MFC CPU and GPU producing different results in some cases

CPU and GPU builds are sometimes producing meaningfully different results. This has so far been observed for

Immersed boundary method, Karman vortex street (via @anshgupta1234)
Cases with body forces (via @wilfonba), including
- Falling droplet
- Rayleigh--Taylor instability

Of these three cases, two involve physical instability, so of the three, it seems that the falling droplet cases are the easiest to analyze.

Some previous results noted that -O2 (instead of -O3) builds on GPU matched CPU results, but this does not seem to be universally true, as noted for the IBM case via @anshgupta1234.

It is not clear to me where the difference arises, though the reconstruction procedure and Riemann solve are the first most obvious places to look.

Sep 08 '23 02:09 sbryngelson

@wilfonba, is there a example case that can be used to test this on your fork ?

Sep 17 '23 22:09 anandrdbz

@anandrdbz I just made a push with new two example cases, 2D_rayleigh_taylor and 2D_rising_bubble

Sep 18 '23 00:09 wilfonba

@wilfonba, is there a example case that can be used to test this on your fork ?

FYI if you look at @wilfonba's most recent slides you'll see that GCC and NVHPC give different results even on CPU, and NVHPC gives different results for different optimization levels (none matching the GCC result).

Sep 18 '23 01:09 sbryngelson

@sbryngelson , but I presume this difference is only present in the body-force problems and not the regular cases like shock droplet or bubble screen ?

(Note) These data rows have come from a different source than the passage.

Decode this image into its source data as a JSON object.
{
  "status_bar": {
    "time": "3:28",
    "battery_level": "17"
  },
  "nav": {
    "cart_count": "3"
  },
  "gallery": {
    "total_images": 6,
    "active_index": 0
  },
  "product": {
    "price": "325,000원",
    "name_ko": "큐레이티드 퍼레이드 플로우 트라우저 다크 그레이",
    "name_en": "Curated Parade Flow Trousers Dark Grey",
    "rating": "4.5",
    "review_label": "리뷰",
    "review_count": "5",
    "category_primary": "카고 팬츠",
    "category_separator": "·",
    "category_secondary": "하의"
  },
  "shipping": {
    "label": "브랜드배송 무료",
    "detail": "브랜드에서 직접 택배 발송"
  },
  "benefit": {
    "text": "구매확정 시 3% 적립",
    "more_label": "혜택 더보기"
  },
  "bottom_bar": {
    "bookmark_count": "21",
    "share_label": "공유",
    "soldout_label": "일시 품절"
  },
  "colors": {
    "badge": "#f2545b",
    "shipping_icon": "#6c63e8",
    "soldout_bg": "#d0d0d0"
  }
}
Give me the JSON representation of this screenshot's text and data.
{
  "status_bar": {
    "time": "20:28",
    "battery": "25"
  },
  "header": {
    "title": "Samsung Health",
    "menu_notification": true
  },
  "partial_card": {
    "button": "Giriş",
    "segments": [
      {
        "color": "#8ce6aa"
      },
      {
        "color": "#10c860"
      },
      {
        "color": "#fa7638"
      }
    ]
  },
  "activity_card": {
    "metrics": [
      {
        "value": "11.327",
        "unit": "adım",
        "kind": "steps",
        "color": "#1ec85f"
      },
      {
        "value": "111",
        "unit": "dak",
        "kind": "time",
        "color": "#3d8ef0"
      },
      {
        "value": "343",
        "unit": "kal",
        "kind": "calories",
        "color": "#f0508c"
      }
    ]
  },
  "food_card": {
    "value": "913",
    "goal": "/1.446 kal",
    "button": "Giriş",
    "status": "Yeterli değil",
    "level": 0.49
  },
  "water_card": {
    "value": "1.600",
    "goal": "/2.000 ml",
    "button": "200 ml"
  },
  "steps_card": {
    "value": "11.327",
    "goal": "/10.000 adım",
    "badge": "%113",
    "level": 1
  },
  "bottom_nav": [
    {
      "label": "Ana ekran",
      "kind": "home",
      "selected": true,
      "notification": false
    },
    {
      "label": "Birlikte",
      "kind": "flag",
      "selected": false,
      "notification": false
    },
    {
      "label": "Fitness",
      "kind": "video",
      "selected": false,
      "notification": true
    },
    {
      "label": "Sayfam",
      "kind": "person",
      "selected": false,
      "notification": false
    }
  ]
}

Sep 18 '23 01:09 anandrdbz

@anandrdbz Unsure at this point. The problems that made this issue apparent were body-force and immersed boundary problems, but I haven't looked into if other features have similar issues.

Sep 18 '23 01:09 wilfonba

@anandrdbz I just made a push with new two example cases, 2D_rayleigh_taylor and 2D_rising_bubble

Okay, I guess this is the STRevert branch right ? Also if other cases had this issue, most likely it would fail the test suite

Sep 18 '23 01:09 anandrdbz

Yeah, it's the STRevert branch. It might fail the test suite if other cases were a problem, but the test suite only runs 50 time-steps which may not be enough for differences that are significant enough to fail tests to happen. I'll look into running the test suite for more time-steps and see what I find.

Sep 18 '23 01:09 wilfonba

Okay sounds good, I'll take a look at the rising bubble problem tonight

Sep 18 '23 01:09 anandrdbz

Update: Different optimization levels give different results for GCC compilers on CPUs, NVHPC compilers on GPUs, and NVHPC compilers on CPUs. NVHPC compilers on GPUs with the same optimization level yield the same results when using different compiler versions on the same hardware and when using the same compilers on different hardware when using GPUs.

Dec 25 '23 17:12 wilfonba

The immersed boundary problem at least could potentially be related to the bug I observed with Cray compilers (round-off being significant)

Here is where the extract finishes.